El soldado se detuvo, sobresaltado, y prosiguió con su discurso, tratando de sobreponerse al aplauso.
—Caballeros —chilló—, el deber de cosechar nos llama…
Pero el resto de la clase se fue uniendo al aplauso y ya eran la mitad de alumnos quienes aclamaban al soldado. También el profesor Habermann, que estaba detrás del soldado y al ser de menor estatura, quedaba casi oculto a ojos de la clase, aplaudía como un loco; levantó las manos y se puso a aplaudir por encima de la cabeza. De hecho, era una especie de director que dirigía a la clase en aquel concierto extraordinario. El estruendo de los aplausos fue aumentando de intensidad y ya no había ni un solo estudiante que no se hubiera unido al clamor. Sus caras (y eso era lo más sorprendente) reflejaban una seriedad mortal; para ser más exactos, se trataba de una expresión de desafío furioso y obstinado. Costara lo que costase, estaban decididos a no dejar que aquel intruso uniformado, aquel oficial del ministerio de Alimentación del Reich, les soltara su discurso. ¡No! No iba a hablar ni aunque a la mañana siguiente mandaran a la clase entera a un campo de concentración.
El soldado, indefenso ante aquel acto espontáneo de resistencia organizada, exclamó a voz en grito: —¡Caballeros, os agradezco esa expresión de apoyo y sé que, durante los próximos meses de vacaciones, ninguno de vosotros dejará de presentarse voluntario al servicio de cosecha!

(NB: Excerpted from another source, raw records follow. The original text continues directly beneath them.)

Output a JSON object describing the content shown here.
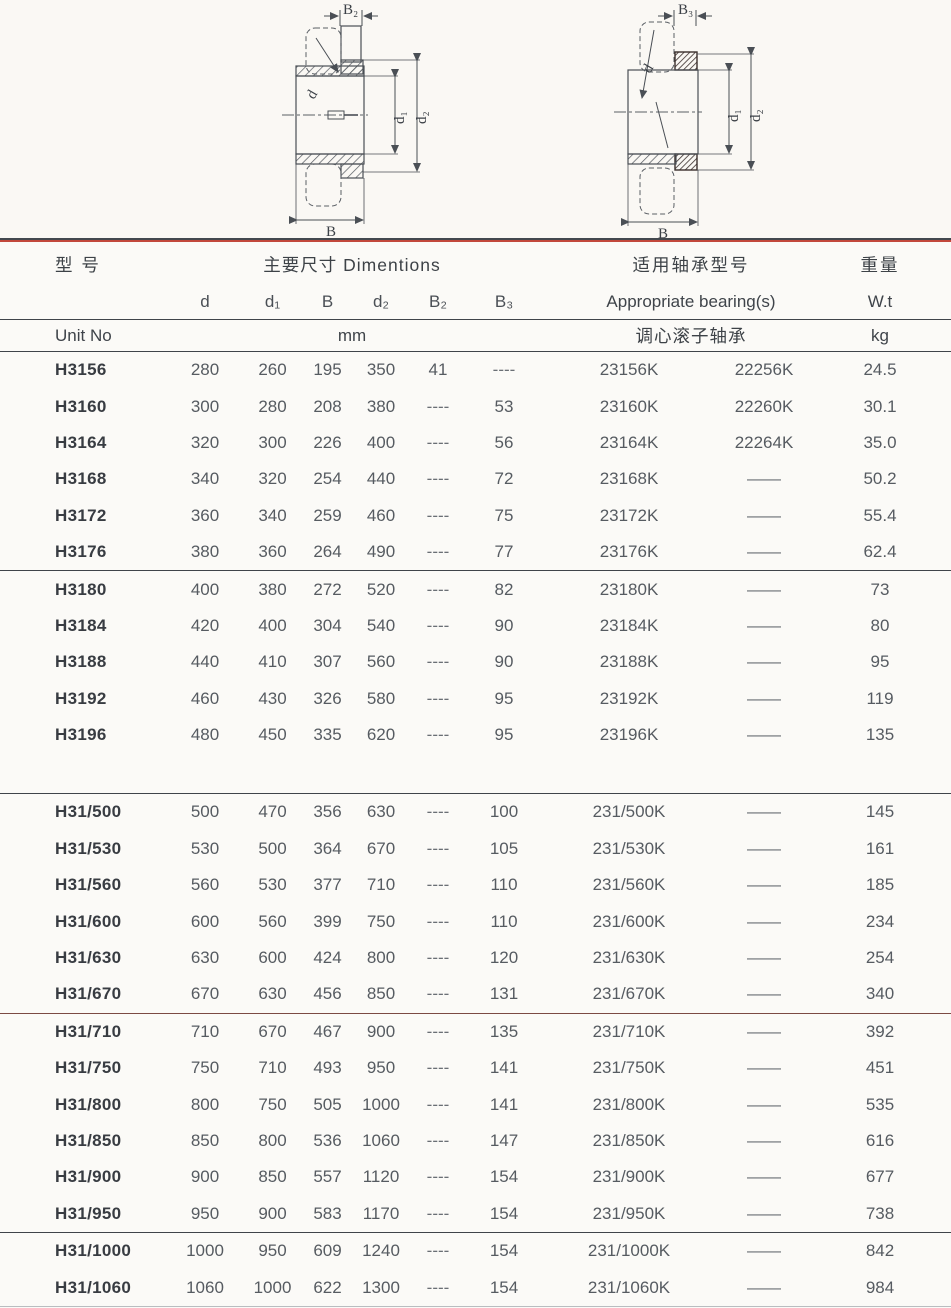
{
  "drawings": {
    "left": {
      "width_label": "B₂",
      "bore_label": "d",
      "d1_label": "d₁",
      "d2_label": "d₂",
      "length_label": "B"
    },
    "right": {
      "width_label": "B₃",
      "bore_label": "d",
      "d1_label": "d₁",
      "d2_label": "d₂",
      "length_label": "B"
    }
  },
  "table": {
    "header": {
      "model_cn": "型 号",
      "dims_title": "主要尺寸  Dimentions",
      "bearing_title_cn": "适用轴承型号",
      "weight_cn": "重量",
      "sub_dims": [
        "d",
        "d₁",
        "B",
        "d₂",
        "B₂",
        "B₃"
      ],
      "bearing_title_en": "Appropriate bearing(s)",
      "weight_en": "W.t",
      "unit_no": "Unit No",
      "mm": "mm",
      "bearing_type_cn": "调心滚子轴承",
      "kg": "kg"
    },
    "rows": [
      {
        "group": 1,
        "no": "H3156",
        "d": "280",
        "d1": "260",
        "B": "195",
        "d2": "350",
        "B2": "41",
        "B3": "----",
        "brg1": "23156K",
        "brg2": "22256K",
        "wt": "24.5"
      },
      {
        "group": 1,
        "no": "H3160",
        "d": "300",
        "d1": "280",
        "B": "208",
        "d2": "380",
        "B2": "----",
        "B3": "53",
        "brg1": "23160K",
        "brg2": "22260K",
        "wt": "30.1"
      },
      {
        "group": 1,
        "no": "H3164",
        "d": "320",
        "d1": "300",
        "B": "226",
        "d2": "400",
        "B2": "----",
        "B3": "56",
        "brg1": "23164K",
        "brg2": "22264K",
        "wt": "35.0"
      },
      {
        "group": 1,
        "no": "H3168",
        "d": "340",
        "d1": "320",
        "B": "254",
        "d2": "440",
        "B2": "----",
        "B3": "72",
        "brg1": "23168K",
        "brg2": "——",
        "wt": "50.2"
      },
      {
        "group": 1,
        "no": "H3172",
        "d": "360",
        "d1": "340",
        "B": "259",
        "d2": "460",
        "B2": "----",
        "B3": "75",
        "brg1": "23172K",
        "brg2": "——",
        "wt": "55.4"
      },
      {
        "group": 1,
        "no": "H3176",
        "d": "380",
        "d1": "360",
        "B": "264",
        "d2": "490",
        "B2": "----",
        "B3": "77",
        "brg1": "23176K",
        "brg2": "——",
        "wt": "62.4"
      },
      {
        "group": 2,
        "no": "H3180",
        "d": "400",
        "d1": "380",
        "B": "272",
        "d2": "520",
        "B2": "----",
        "B3": "82",
        "brg1": "23180K",
        "brg2": "——",
        "wt": "73"
      },
      {
        "group": 2,
        "no": "H3184",
        "d": "420",
        "d1": "400",
        "B": "304",
        "d2": "540",
        "B2": "----",
        "B3": "90",
        "brg1": "23184K",
        "brg2": "——",
        "wt": "80"
      },
      {
        "group": 2,
        "no": "H3188",
        "d": "440",
        "d1": "410",
        "B": "307",
        "d2": "560",
        "B2": "----",
        "B3": "90",
        "brg1": "23188K",
        "brg2": "——",
        "wt": "95"
      },
      {
        "group": 2,
        "no": "H3192",
        "d": "460",
        "d1": "430",
        "B": "326",
        "d2": "580",
        "B2": "----",
        "B3": "95",
        "brg1": "23192K",
        "brg2": "——",
        "wt": "119"
      },
      {
        "group": 2,
        "no": "H3196",
        "d": "480",
        "d1": "450",
        "B": "335",
        "d2": "620",
        "B2": "----",
        "B3": "95",
        "brg1": "23196K",
        "brg2": "——",
        "wt": "135"
      },
      {
        "group": 3,
        "no": "H31/500",
        "d": "500",
        "d1": "470",
        "B": "356",
        "d2": "630",
        "B2": "----",
        "B3": "100",
        "brg1": "231/500K",
        "brg2": "——",
        "wt": "145"
      },
      {
        "group": 3,
        "no": "H31/530",
        "d": "530",
        "d1": "500",
        "B": "364",
        "d2": "670",
        "B2": "----",
        "B3": "105",
        "brg1": "231/530K",
        "brg2": "——",
        "wt": "161"
      },
      {
        "group": 3,
        "no": "H31/560",
        "d": "560",
        "d1": "530",
        "B": "377",
        "d2": "710",
        "B2": "----",
        "B3": "110",
        "brg1": "231/560K",
        "brg2": "——",
        "wt": "185"
      },
      {
        "group": 3,
        "no": "H31/600",
        "d": "600",
        "d1": "560",
        "B": "399",
        "d2": "750",
        "B2": "----",
        "B3": "110",
        "brg1": "231/600K",
        "brg2": "——",
        "wt": "234"
      },
      {
        "group": 3,
        "no": "H31/630",
        "d": "630",
        "d1": "600",
        "B": "424",
        "d2": "800",
        "B2": "----",
        "B3": "120",
        "brg1": "231/630K",
        "brg2": "——",
        "wt": "254"
      },
      {
        "group": 3,
        "no": "H31/670",
        "d": "670",
        "d1": "630",
        "B": "456",
        "d2": "850",
        "B2": "----",
        "B3": "131",
        "brg1": "231/670K",
        "brg2": "——",
        "wt": "340"
      },
      {
        "group": 4,
        "no": "H31/710",
        "d": "710",
        "d1": "670",
        "B": "467",
        "d2": "900",
        "B2": "----",
        "B3": "135",
        "brg1": "231/710K",
        "brg2": "——",
        "wt": "392"
      },
      {
        "group": 4,
        "no": "H31/750",
        "d": "750",
        "d1": "710",
        "B": "493",
        "d2": "950",
        "B2": "----",
        "B3": "141",
        "brg1": "231/750K",
        "brg2": "——",
        "wt": "451"
      },
      {
        "group": 4,
        "no": "H31/800",
        "d": "800",
        "d1": "750",
        "B": "505",
        "d2": "1000",
        "B2": "----",
        "B3": "141",
        "brg1": "231/800K",
        "brg2": "——",
        "wt": "535"
      },
      {
        "group": 4,
        "no": "H31/850",
        "d": "850",
        "d1": "800",
        "B": "536",
        "d2": "1060",
        "B2": "----",
        "B3": "147",
        "brg1": "231/850K",
        "brg2": "——",
        "wt": "616"
      },
      {
        "group": 4,
        "no": "H31/900",
        "d": "900",
        "d1": "850",
        "B": "557",
        "d2": "1120",
        "B2": "----",
        "B3": "154",
        "brg1": "231/900K",
        "brg2": "——",
        "wt": "677"
      },
      {
        "group": 4,
        "no": "H31/950",
        "d": "950",
        "d1": "900",
        "B": "583",
        "d2": "1170",
        "B2": "----",
        "B3": "154",
        "brg1": "231/950K",
        "brg2": "——",
        "wt": "738"
      },
      {
        "group": 5,
        "no": "H31/1000",
        "d": "1000",
        "d1": "950",
        "B": "609",
        "d2": "1240",
        "B2": "----",
        "B3": "154",
        "brg1": "231/1000K",
        "brg2": "——",
        "wt": "842"
      },
      {
        "group": 5,
        "no": "H31/1060",
        "d": "1060",
        "d1": "1000",
        "B": "622",
        "d2": "1300",
        "B2": "----",
        "B3": "154",
        "brg1": "231/1060K",
        "brg2": "——",
        "wt": "984"
      }
    ]
  }
}
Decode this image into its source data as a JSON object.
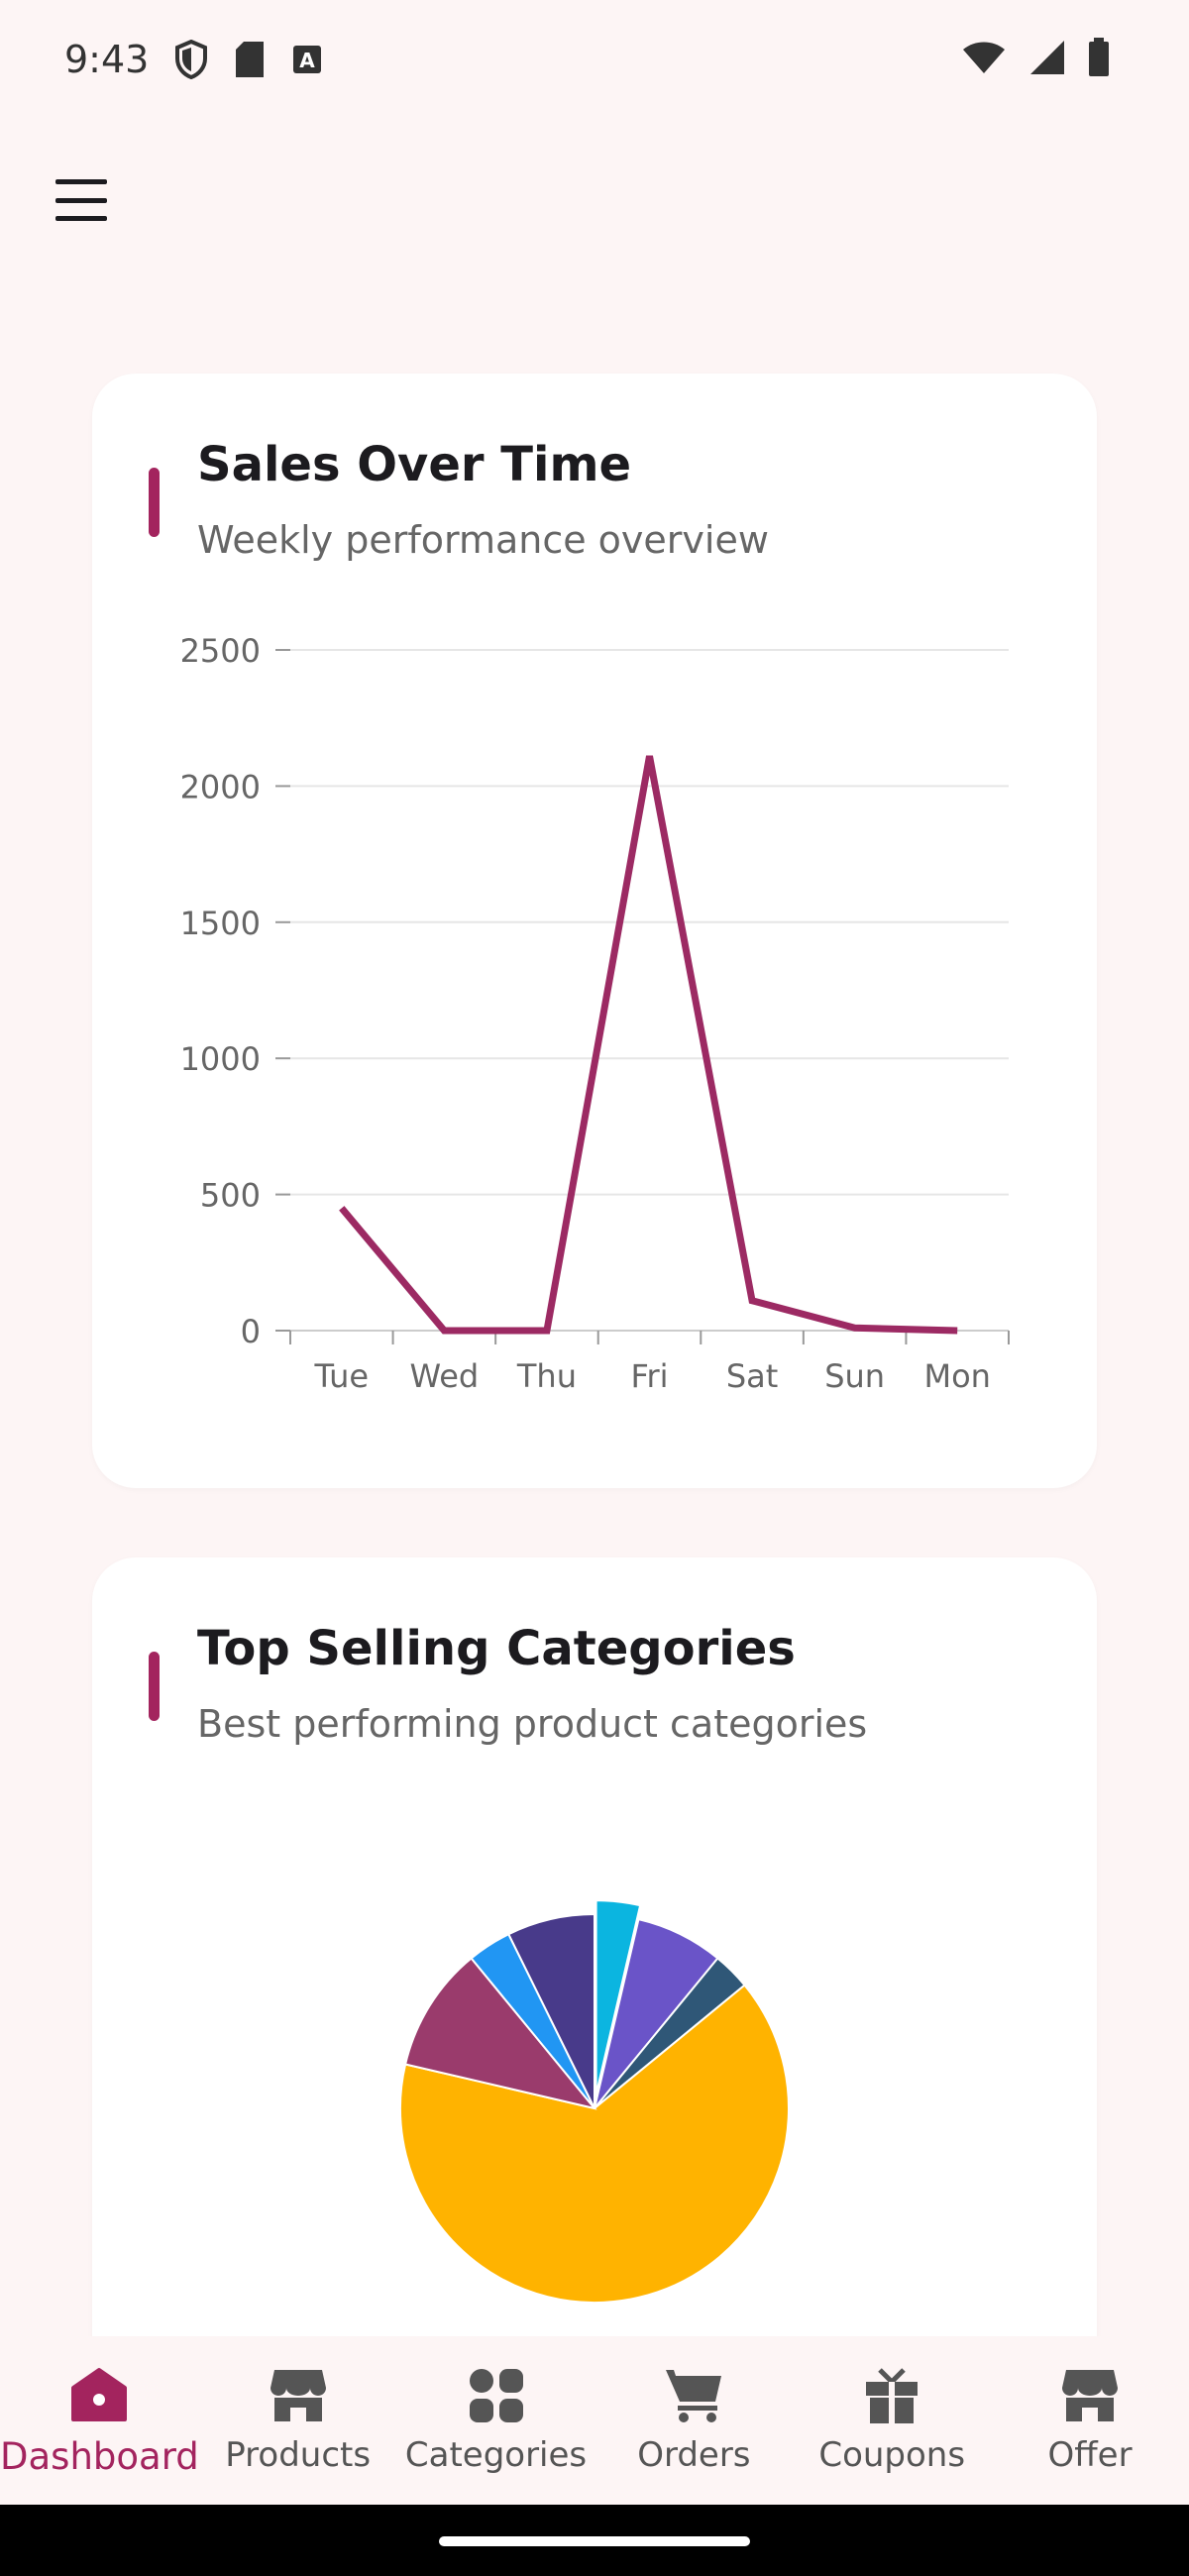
{
  "status_bar": {
    "time": "9:43"
  },
  "colors": {
    "accent": "#a3245e",
    "background": "#fdf5f5",
    "card": "#ffffff",
    "line": "#9c2a63"
  },
  "sales_card": {
    "title": "Sales Over Time",
    "subtitle": "Weekly performance overview"
  },
  "categories_card": {
    "title": "Top Selling Categories",
    "subtitle": "Best performing product categories"
  },
  "chart_data": [
    {
      "type": "line",
      "x": [
        "Tue",
        "Wed",
        "Thu",
        "Fri",
        "Sat",
        "Sun",
        "Mon"
      ],
      "series": [
        {
          "values": [
            450,
            0,
            0,
            2110,
            110,
            10,
            0
          ],
          "color": "#9c2a63"
        }
      ],
      "yticks": [
        0,
        500,
        1000,
        1500,
        2000,
        2500
      ],
      "ylim": [
        0,
        2500
      ],
      "grid": true
    },
    {
      "type": "pie",
      "slices": [
        {
          "value": 3.5,
          "color": "#0bb5e0",
          "exploded": true
        },
        {
          "value": 7,
          "color": "#6a54c8"
        },
        {
          "value": 3,
          "color": "#2f5777"
        },
        {
          "value": 62,
          "color": "#ffb300"
        },
        {
          "value": 10,
          "color": "#9a3b6c"
        },
        {
          "value": 3.5,
          "color": "#2196f3"
        },
        {
          "value": 7,
          "color": "#483a8a"
        }
      ]
    }
  ],
  "nav": {
    "items": [
      {
        "label": "Dashboard",
        "icon": "home-icon",
        "active": true
      },
      {
        "label": "Products",
        "icon": "store-icon",
        "active": false
      },
      {
        "label": "Categories",
        "icon": "grid-icon",
        "active": false
      },
      {
        "label": "Orders",
        "icon": "cart-icon",
        "active": false
      },
      {
        "label": "Coupons",
        "icon": "gift-icon",
        "active": false
      },
      {
        "label": "Offer",
        "icon": "store-icon",
        "active": false
      }
    ]
  }
}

Pero sus palabras no lograron traspasar aquel muro de aplausos que se elevaba frente a él; la voz del mensajero.
—¡Prusia Oriental! —se desgañitó, como si se tratara de palabras mágicas con las que esperaba disipar el tumulto⁠—. ¡Van a mandaros a la Prusia Oriental, camaradas del partido, en esta hora decisiva para el destino de nuestra patria…!
Estaba rojo como una langosta y las venas hinchadas de la frente amenazaban con estallar. El profesor Habermann, que aún aplaudía con las manos por encima de la cabeza, comenzó a bajar el ritmo de los aplausos y la clase lo siguió. Finalmente, a espaldas del soldado, el profesor director dio la señal para que cesaran los aplausos. Aquel silencio repentino cogió por sorpresa al soldado que, a voz en grito, ya no sabía ni qué decía:
—Nuestra íntima y orgánica relación con el espíritu agrícola de Alemania…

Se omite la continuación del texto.